Jiri Kuthan wrote:
At 17:34 19/10/2007, Christian Schlatter wrote:
I don't understand why username@domain is not
unique enough?
sometimes it is christian(a)domain.com, sometimes
christian.schlatter(a)domain.com,
sometimes it is christian.schlatter@.domain.org or even worse you can
take your spouses'
name and from day D you begin to be christian.blair(a)domain.org, and
your company
gets acquired and you become christian.blair(a)oracle.com. (Which
clients without
DNS/SRV can try to reach as christian.blair(a)sip.oracle.com, and those
who pay
extra respect to you using capital letters as
Christian.Blair(a)sip.oracle.com)
The implication to sanity of data in usrloc, accounting and other
tables is immense
if you don't bring those to a common denominator.

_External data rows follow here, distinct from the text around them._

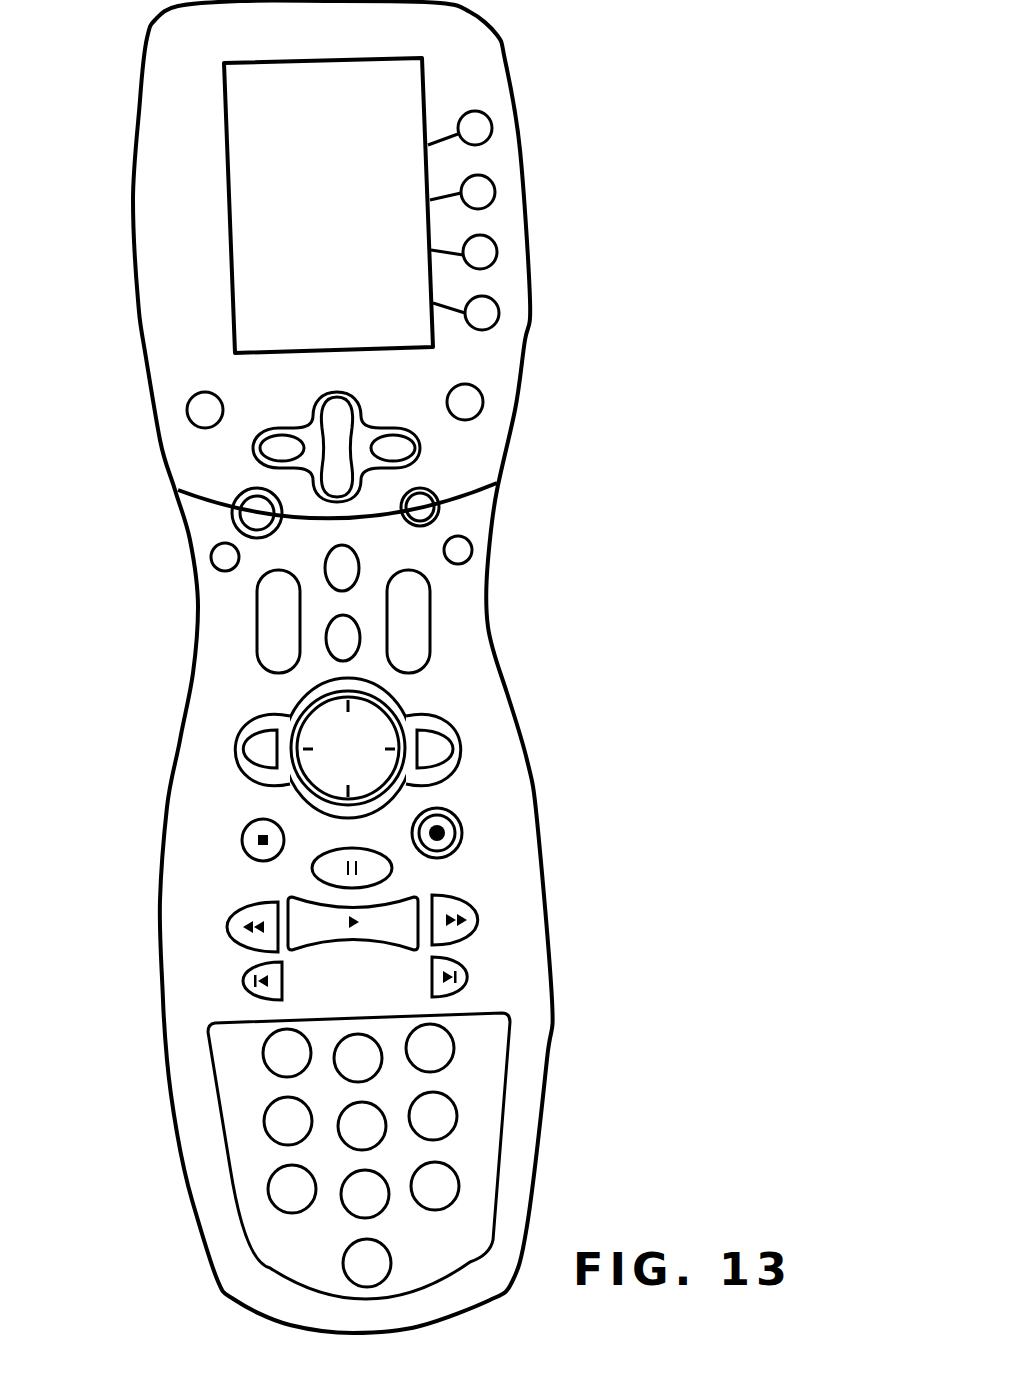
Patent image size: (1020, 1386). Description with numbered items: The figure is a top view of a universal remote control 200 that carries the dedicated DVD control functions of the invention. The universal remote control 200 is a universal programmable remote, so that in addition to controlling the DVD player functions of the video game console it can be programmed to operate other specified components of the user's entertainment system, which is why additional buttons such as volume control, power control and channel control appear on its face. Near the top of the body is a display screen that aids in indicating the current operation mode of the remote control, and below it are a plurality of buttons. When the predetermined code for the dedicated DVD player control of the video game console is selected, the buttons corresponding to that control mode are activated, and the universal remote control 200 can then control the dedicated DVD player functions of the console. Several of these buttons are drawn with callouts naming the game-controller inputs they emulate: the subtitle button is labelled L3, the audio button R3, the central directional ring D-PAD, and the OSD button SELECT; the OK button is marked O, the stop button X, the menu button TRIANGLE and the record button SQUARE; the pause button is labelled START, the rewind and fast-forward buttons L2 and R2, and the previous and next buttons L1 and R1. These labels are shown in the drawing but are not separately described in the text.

The universal remote control 200 is at (642, 125).
The L3 button (subtitle) L3 is at (357, 562).
The R3 button (audio) R3 is at (471, 551).
The directional pad D-PAD is at (368, 713).
The select button (OSD) SELECT is at (212, 563).
The circle button (OK) O is at (252, 752).
The cross button (stop) X is at (243, 842).
The triangle button (menu) TRIANGLE is at (443, 747).
The square button (record) SQUARE is at (462, 835).
The start button (pause) START is at (393, 867).
The L2 button (rewind) L2 is at (227, 930).
The R2 button (fast forward) R2 is at (480, 923).
The L1 button (previous) L1 is at (243, 982).
The R1 button (next) R1 is at (468, 975).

Any change to any
name becomes
a real pain. The point is names do changes, use of numbers is designed
to make
relations between tables invariable.
Ok, this makes sense e.g. for foreign key relationships, but isn't this
more of a database specific thing? We are using our university's LDAP
based identity management system to manage SIP accounts, and openser
accesses this system directly through H.350. Our assumption is that the
SIP proxy shouldn't care about identity management at all, so it doesn't
care if it is christian.blair(a)domain.org or christian.blair(a)oracle.com.